Mills signed Executive Order No. 1 on Jan. 3, which orders the Maine DHS to "swiftly and efficiently" begin the expansion initiative that former Republican Gov. Paul LePage spent nearly all of 2018 blocking from going into effect.
"More than a year ago, the people of Maine voted to expand Medicaid. Today, my Administration is taking the long-awaited steps to fulfill their will," Mills said in a statement.
The executive order requires the Maine DHS to adopt the rules of the expansion act by Feb. 1 and requests the earliest possible approval from the Centers for Medicare and Medicaid Services.
In November 2017, Maine voters passed Medicaid expansion through a ballot initiative that made it to the ballot by a petition. Maine was the first state to adopt this strategy specifically for Medicaid expansion.

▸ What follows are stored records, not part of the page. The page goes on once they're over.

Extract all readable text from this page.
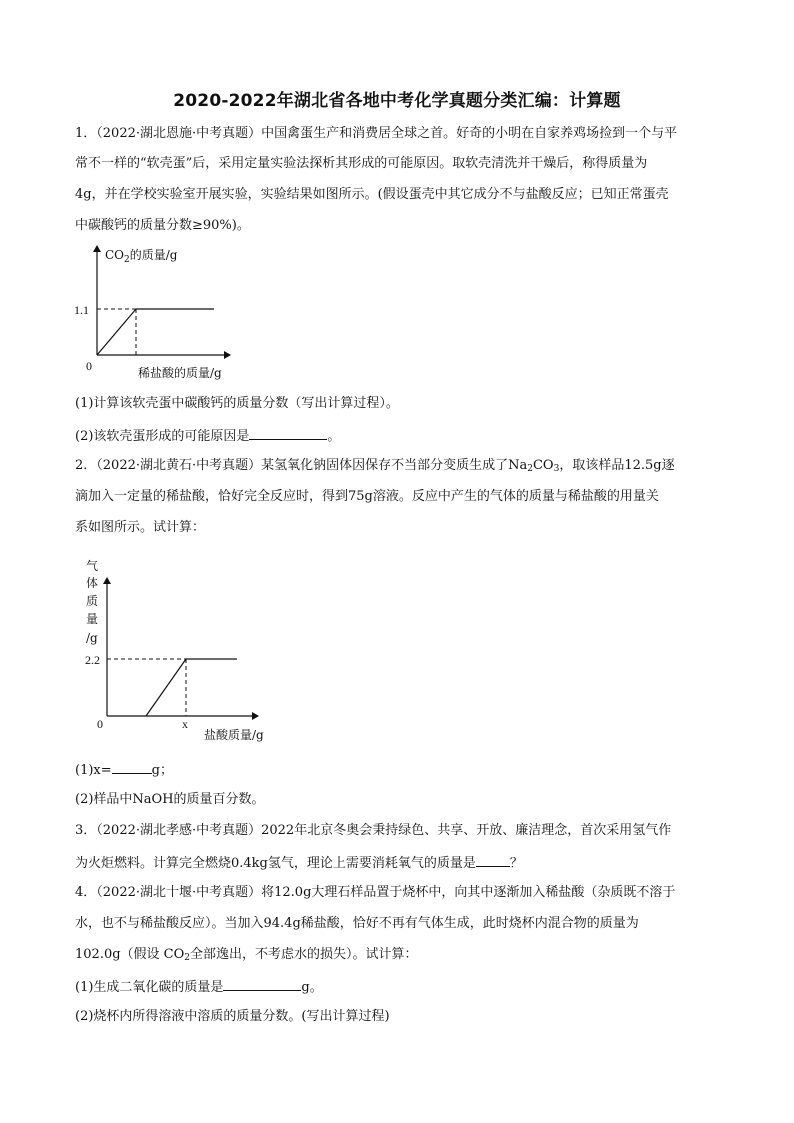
2020-2022年湖北省各地中考化学真题分类汇编：计算题
1．（2022·湖北恩施·中考真题）中国禽蛋生产和消费居全球之首。好奇的小明在自家养鸡场捡到一个与平
常不一样的“软壳蛋”后，采用定量实验法探析其形成的可能原因。取软壳清洗并干燥后，称得质量为
4g，并在学校实验室开展实验，实验结果如图所示。(假设蛋壳中其它成分不与盐酸反应；已知正常蛋壳
中碳酸钙的质量分数≥90%)。
$CO_2$的质量/g
1.1
0	稀盐酸的质量/g
(1)计算该软壳蛋中碳酸钙的质量分数（写出计算过程）。
(2)该软壳蛋形成的可能原因是	。
2．（2022·湖北黄石·中考真题）某氢氧化钠固体因保存不当部分变质生成了$Na_2CO_3$，取该样品12.5g逐
滴加入一定量的稀盐酸，恰好完全反应时，得到75g溶液。反应中产生的气体的质量与稀盐酸的用量关
系如图所示。试计算：
气
体
质
量
/g
2.2
0	x
盐酸质量/g
(1)x=	g；
(2)样品中NaOH的质量百分数。
3．（2022·湖北孝感·中考真题）2022年北京冬奥会秉持绿色、共享、开放、廉洁理念，首次采用氢气作
为火炬燃料。计算完全燃烧0.4kg氢气，理论上需要消耗氧气的质量是	？
4．（2022·湖北十堰·中考真题）将12.0g大理石样品置于烧杯中，向其中逐渐加入稀盐酸（杂质既不溶于
水，也不与稀盐酸反应）。当加入94.4g稀盐酸，恰好不再有气体生成，此时烧杯内混合物的质量为
102.0g（假设 $CO_2$全部逸出，不考虑水的损失）。试计算：
(1)生成二氧化碳的质量是	g。
(2)烧杯内所得溶液中溶质的质量分数。(写出计算过程)
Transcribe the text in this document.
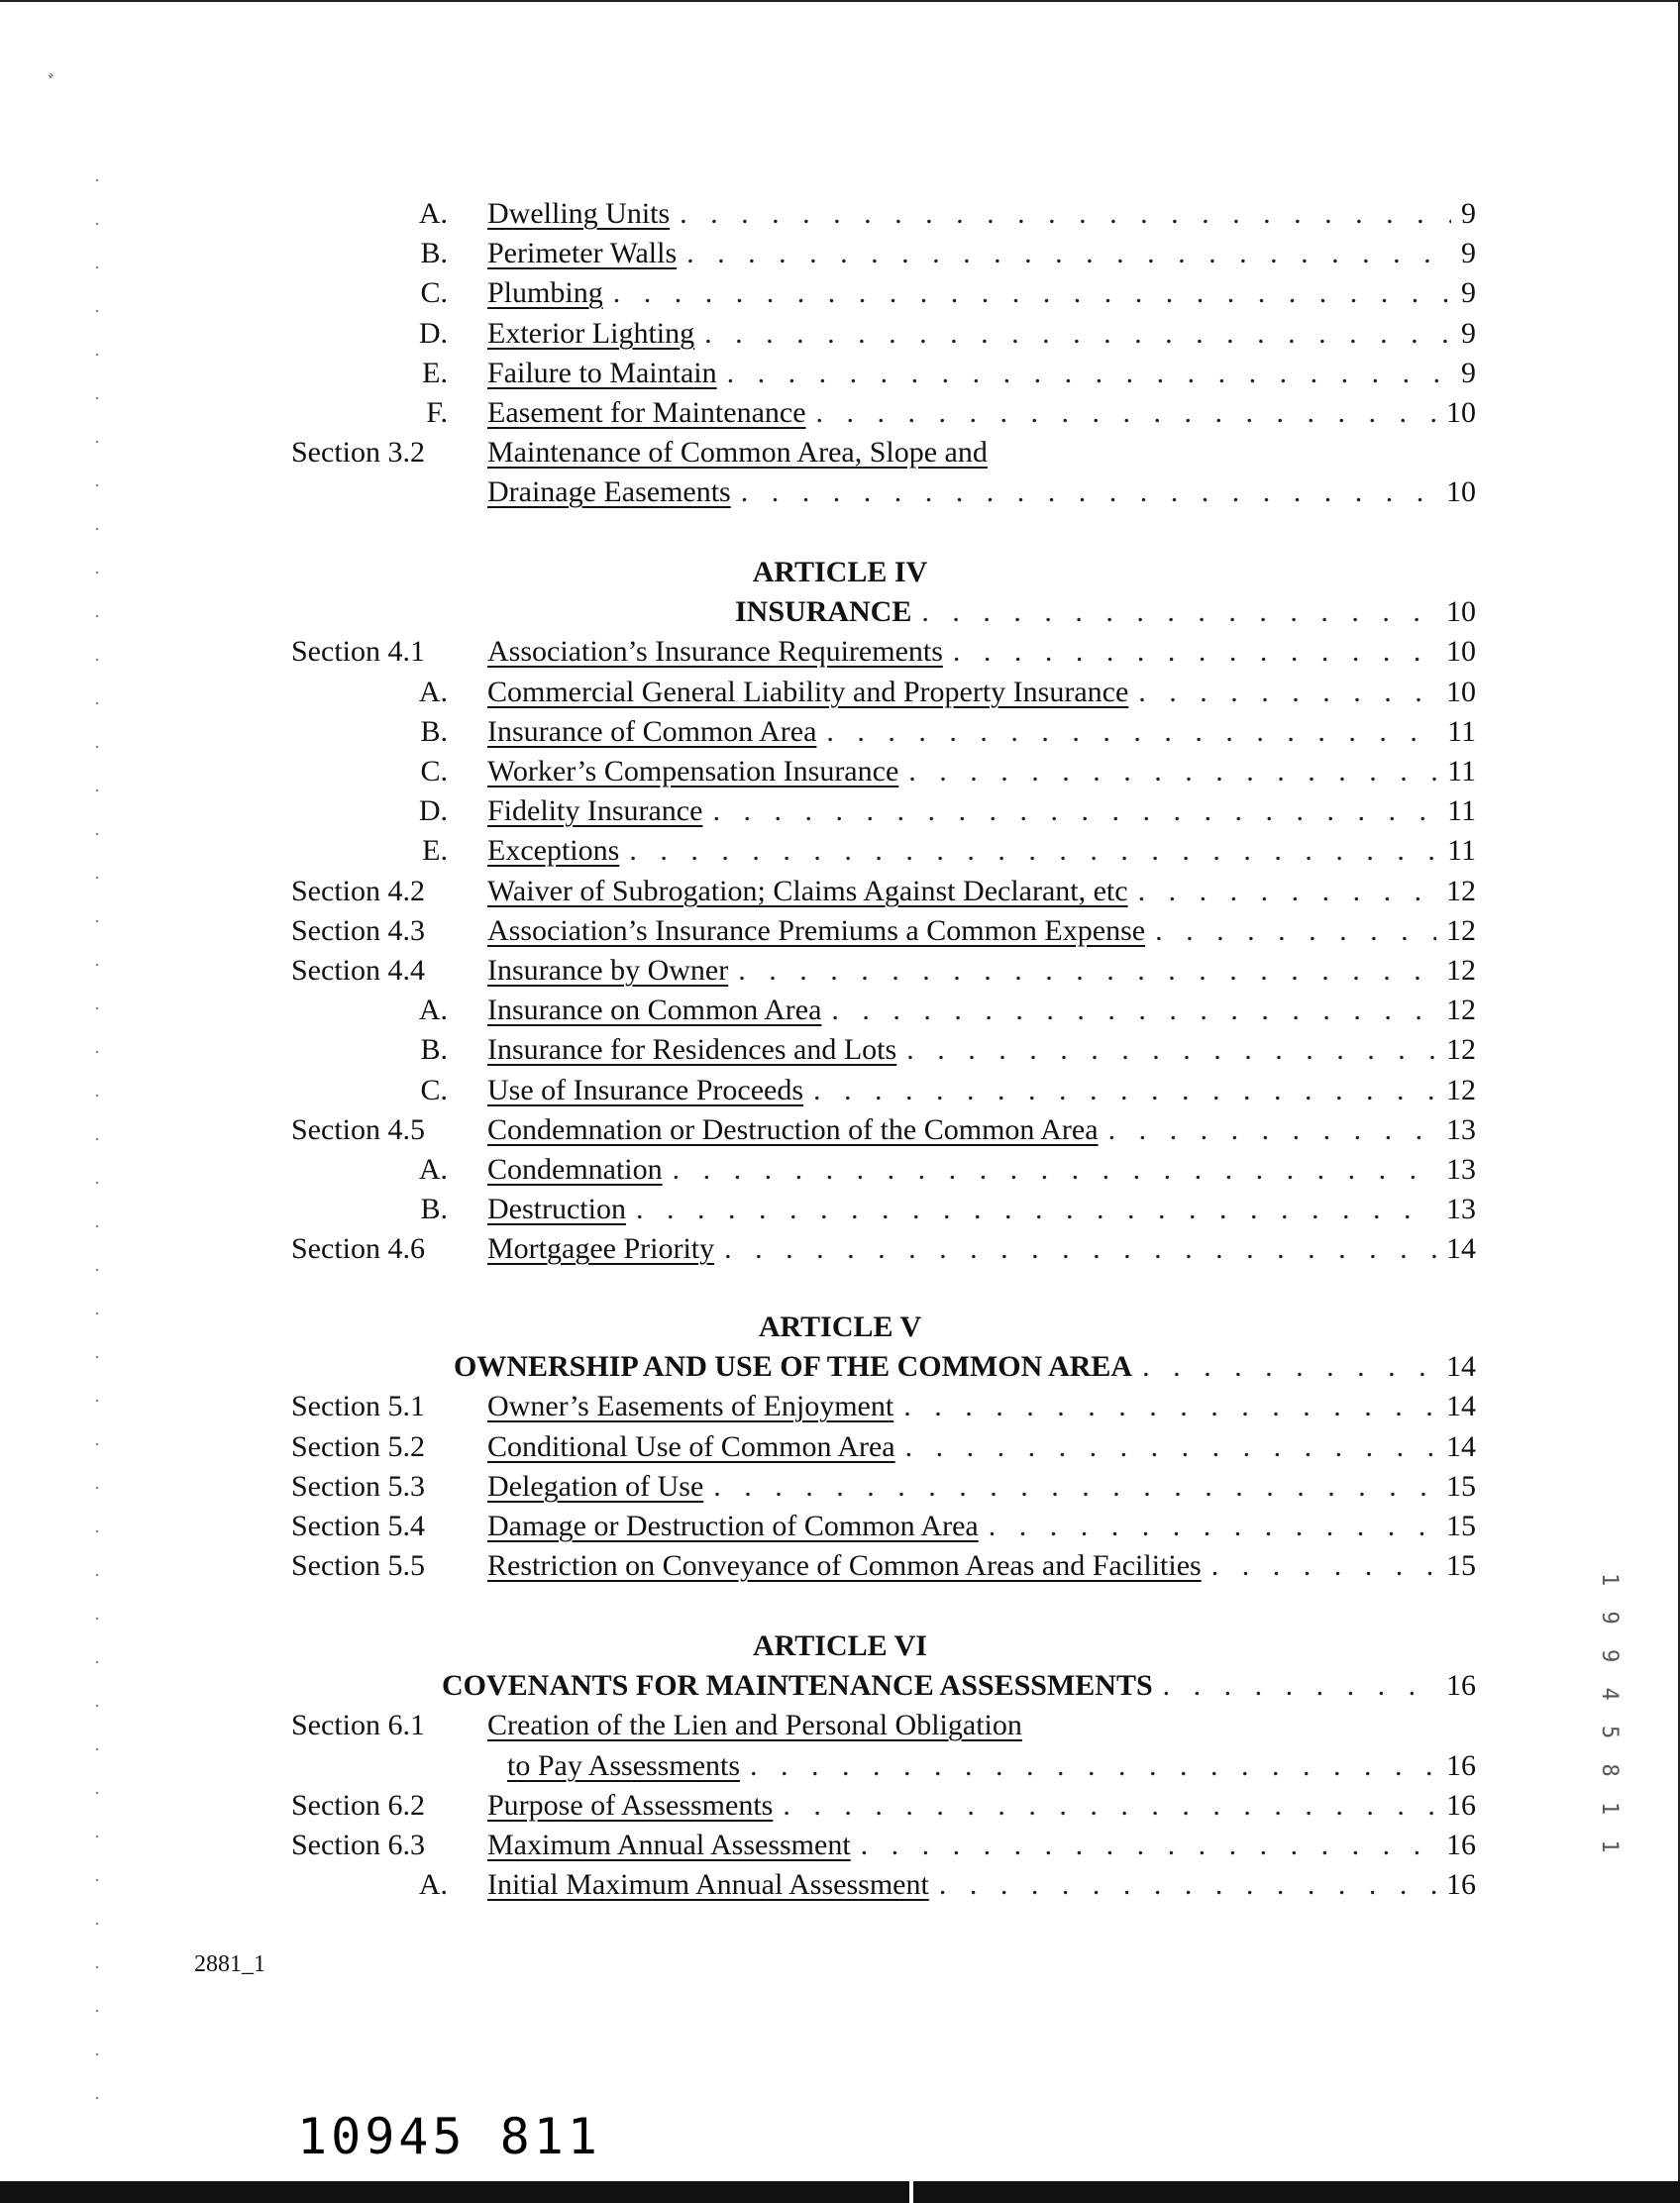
ﾞ
A. Dwelling Units . . .	9
B. Perimeter Walls . . .	9
C. Plumbing . . .	9
D. Exterior Lighting . . .	9
E. Failure to Maintain . . .	9
F. Easement for Maintenance . . .	10
Section 3.2 Maintenance of Common Area, Slope and
Drainage Easements . . .	10
ARTICLE IV
INSURANCE . . .	10
Section 4.1 Association’s Insurance Requirements . . .	10
A. Commercial General Liability and Property Insurance . . .	10
B. Insurance of Common Area . . .	11
C. Worker’s Compensation Insurance . . .	11
D. Fidelity Insurance . . .	11
E. Exceptions . . .	11
Section 4.2 Waiver of Subrogation; Claims Against Declarant, etc . . .	12
Section 4.3 Association’s Insurance Premiums a Common Expense . . .	12
Section 4.4 Insurance by Owner . . .	12
A. Insurance on Common Area . . .	12
B. Insurance for Residences and Lots . . .	12
C. Use of Insurance Proceeds . . .	12
Section 4.5 Condemnation or Destruction of the Common Area . . .	13
A. Condemnation . . .	13
B. Destruction . . .	13
Section 4.6 Mortgagee Priority . . .	14
ARTICLE V
OWNERSHIP AND USE OF THE COMMON AREA . . .	14
Section 5.1 Owner’s Easements of Enjoyment . . .	14
Section 5.2 Conditional Use of Common Area . . .	14
Section 5.3 Delegation of Use . . .	15
Section 5.4 Damage or Destruction of Common Area . . .	15
Section 5.5 Restriction on Conveyance of Common Areas and Facilities . . .	15
ARTICLE VI
COVENANTS FOR MAINTENANCE ASSESSMENTS . . .	16
Section 6.1 Creation of the Lien and Personal Obligation
to Pay Assessments . . .	16
Section 6.2 Purpose of Assessments . . .	16
Section 6.3 Maximum Annual Assessment . . .	16
A. Initial Maximum Annual Assessment . . .	16
2881_1
10945 811
1 9 9 4 5 8 1 1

The strategy was then successfully used by three more states in the 2018 midterm elections.
The initiative received nearly 60% of support from Maine voters, according to the Portland Press Herald. However, LePage blocked the initiative from taking effect throughout 2018, leading to Maine's Supreme Court ordering LePage to implement the plan. By the time LePage left office, the expansion had still not taken effect.
Medicaid expansion could extend coverage to more than 70,000 people in Maine.